Frequently asked questions#

This topic provides answers to frequently asked questions from new HIP users and users familiar with NVIDIA CUDA.

HIP Support#

What hardware does HIP support?#

HIP supports AMD and NVIDIA GPUs. See prerequisites of the install guide for detailed information.

What operating systems does HIP support?#

Linux as well as Windows are supported by ROCm. The exact versions are listed in the system requirements for Supported operating systems and Supported SKUs.

Note

Not all HIP runtime API functions are yet supported on Windows. A note is added to those functions’ documentation in the HIP runtime API reference.

What libraries does HIP provide?#

HIP provides key math and AI libraries. See ROCm libraries for the full list.

What NVIDIA CUDA features does HIP support?#

The NVIDIA CUDA runtime API supported by HIP and NVIDIA CUDA driver API suupported by HIP pages describe which NVIDIA CUDA APIs are supported and what the equivalents are. The HIP API documentation describes each API and its limitations, if any, compared with the equivalent CUDA API.

The kernel language features are documented in the C++ language extensions page.

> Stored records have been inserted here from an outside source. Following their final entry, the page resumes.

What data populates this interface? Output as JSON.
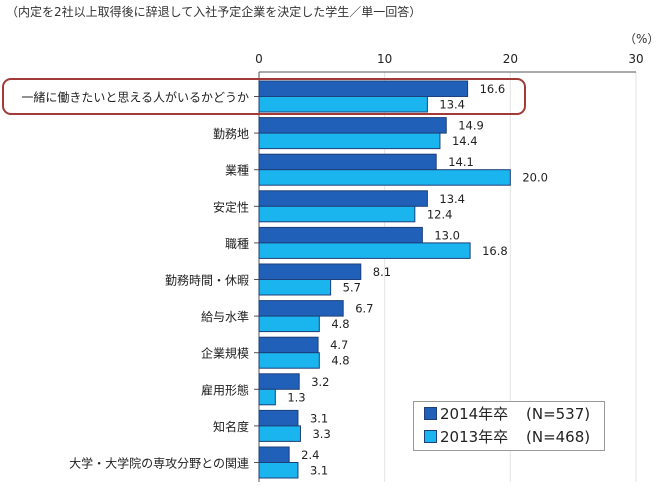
{
  "note": "（内定を2社以上取得後に辞退して入社予定企業を決定した学生／単一回答）",
  "unit_label": "（%）",
  "colors": {
    "series_2014": "#2060b8",
    "series_2013": "#1ab4ee",
    "highlight_border": "#a33a3a",
    "axis": "#555555"
  },
  "legend": [
    {
      "name": "2014年卒",
      "n": "(N=537)"
    },
    {
      "name": "2013年卒",
      "n": "(N=468)"
    }
  ],
  "chart_data": {
    "type": "bar",
    "orientation": "horizontal",
    "categories": [
      "一緒に働きたいと思える人がいるかどうか",
      "勤務地",
      "業種",
      "安定性",
      "職種",
      "勤務時間・休暇",
      "給与水準",
      "企業規模",
      "雇用形態",
      "知名度",
      "大学・大学院の専攻分野との関連"
    ],
    "series": [
      {
        "name": "2014年卒",
        "values": [
          16.6,
          14.9,
          14.1,
          13.4,
          13.0,
          8.1,
          6.7,
          4.7,
          3.2,
          3.1,
          2.4
        ]
      },
      {
        "name": "2013年卒",
        "values": [
          13.4,
          14.4,
          20.0,
          12.4,
          16.8,
          5.7,
          4.8,
          4.8,
          1.3,
          3.3,
          3.1
        ]
      }
    ],
    "xlim": [
      0,
      30
    ],
    "ticks": [
      "0",
      "10",
      "20",
      "30"
    ],
    "highlighted_category": "一緒に働きたいと思える人がいるかどうか",
    "legend_position": "bottom-right"
  }
}
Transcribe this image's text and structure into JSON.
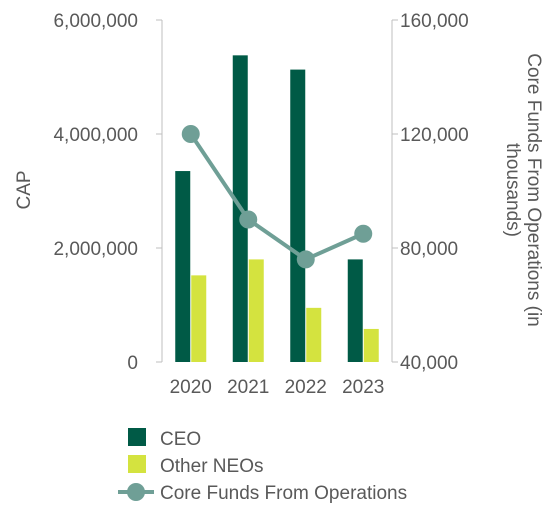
{
  "chart_data": {
    "type": "bar",
    "categories": [
      "2020",
      "2021",
      "2022",
      "2023"
    ],
    "series": [
      {
        "name": "CEO",
        "type": "bar",
        "axis": "left",
        "color": "#005a46",
        "values": [
          3350000,
          5380000,
          5130000,
          1800000
        ]
      },
      {
        "name": "Other NEOs",
        "type": "bar",
        "axis": "left",
        "color": "#d4e33f",
        "values": [
          1520000,
          1800000,
          950000,
          580000
        ]
      },
      {
        "name": "Core Funds From Operations",
        "type": "line",
        "axis": "right",
        "color": "#6f9f96",
        "values": [
          120000,
          90000,
          76000,
          85000
        ]
      }
    ],
    "ylabel": "CAP",
    "ylim": [
      0,
      6000000
    ],
    "yticks": [
      "0",
      "2,000,000",
      "4,000,000",
      "6,000,000"
    ],
    "y2label_lines": [
      "Core Funds From Operations (in",
      "thousands)"
    ],
    "y2lim": [
      40000,
      160000
    ],
    "y2ticks": [
      "40,000",
      "80,000",
      "120,000",
      "160,000"
    ],
    "grid": false,
    "legend_position": "bottom"
  }
}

Relation to other GPGPU frameworks#

Is HIP a drop-in replacement for CUDA?#

The HIPIFY tools can automatically convert almost all CUDA runtime code to HIP. Most device code needs no additional conversion because HIP and CUDA have the same signatures for math and built-in functions except for the name. HIP code provides similar performance as native CUDA code on NVIDIA platforms, plus the benefits of being compilable for AMD platforms.

Additional porting might be required to deal with architecture feature queries or CUDA capabilities that HIP doesn’t support.

How does HIP compare with OpenCL?#

HIP offers several benefits over OpenCL:

  • Device code can be written in modern C++, including templates, lambdas, classes and so on.

  • Host and device code can be mixed in the source files.

  • The HIP API is less verbose than OpenCL and is familiar to CUDA developers.

  • Porting from CUDA to HIP is significantly easier than from CUDA to OpenCL.

  • HIP uses development tools specialized for each platform: amdclang++ for AMD GPUs or nvcc for NVIDIA GPUs, and profilers like omniperf or Nsight Systems.

  • HIP provides * pointers and host-side pointer arithmetic. * device-level control over memory allocation and placement. * an offline compilation model.

How does porting CUDA to HIP compare to porting CUDA to OpenCL?#

OpenCL differs from HIP and CUDA when considering the host runtime, but even more so when considering the kernel code. The HIP device code is a C++ dialect, while OpenCL is C99-based. OpenCL does not support single-source compilation.

As a result, the OpenCL syntax differs significantly from HIP, and porting tools must perform complex transformations, especially regarding templates or other C++ features in kernels.

To better understand the syntax differences, see here or the HIP porting guide.

Can I install CUDA and ROCm on the same machine?#

Yes, but you require a compatible GPU to run the compiled code.

On NVIDIA platforms, can I mix HIP code with CUDA code?#

Yes. Most HIP types and data structures are typedef s to CUDA equivalents and can be used interchangeably. This can be useful for iteratively porting CUDA code.

See HIP porting guide for more details.

Can a HIP binary run on both AMD and NVIDIA platforms?#

HIP is a source-portable language that can be compiled to run on AMD or NVIDIA platforms. However, the HIP tools don’t create a “fat binary” that can run on both platforms.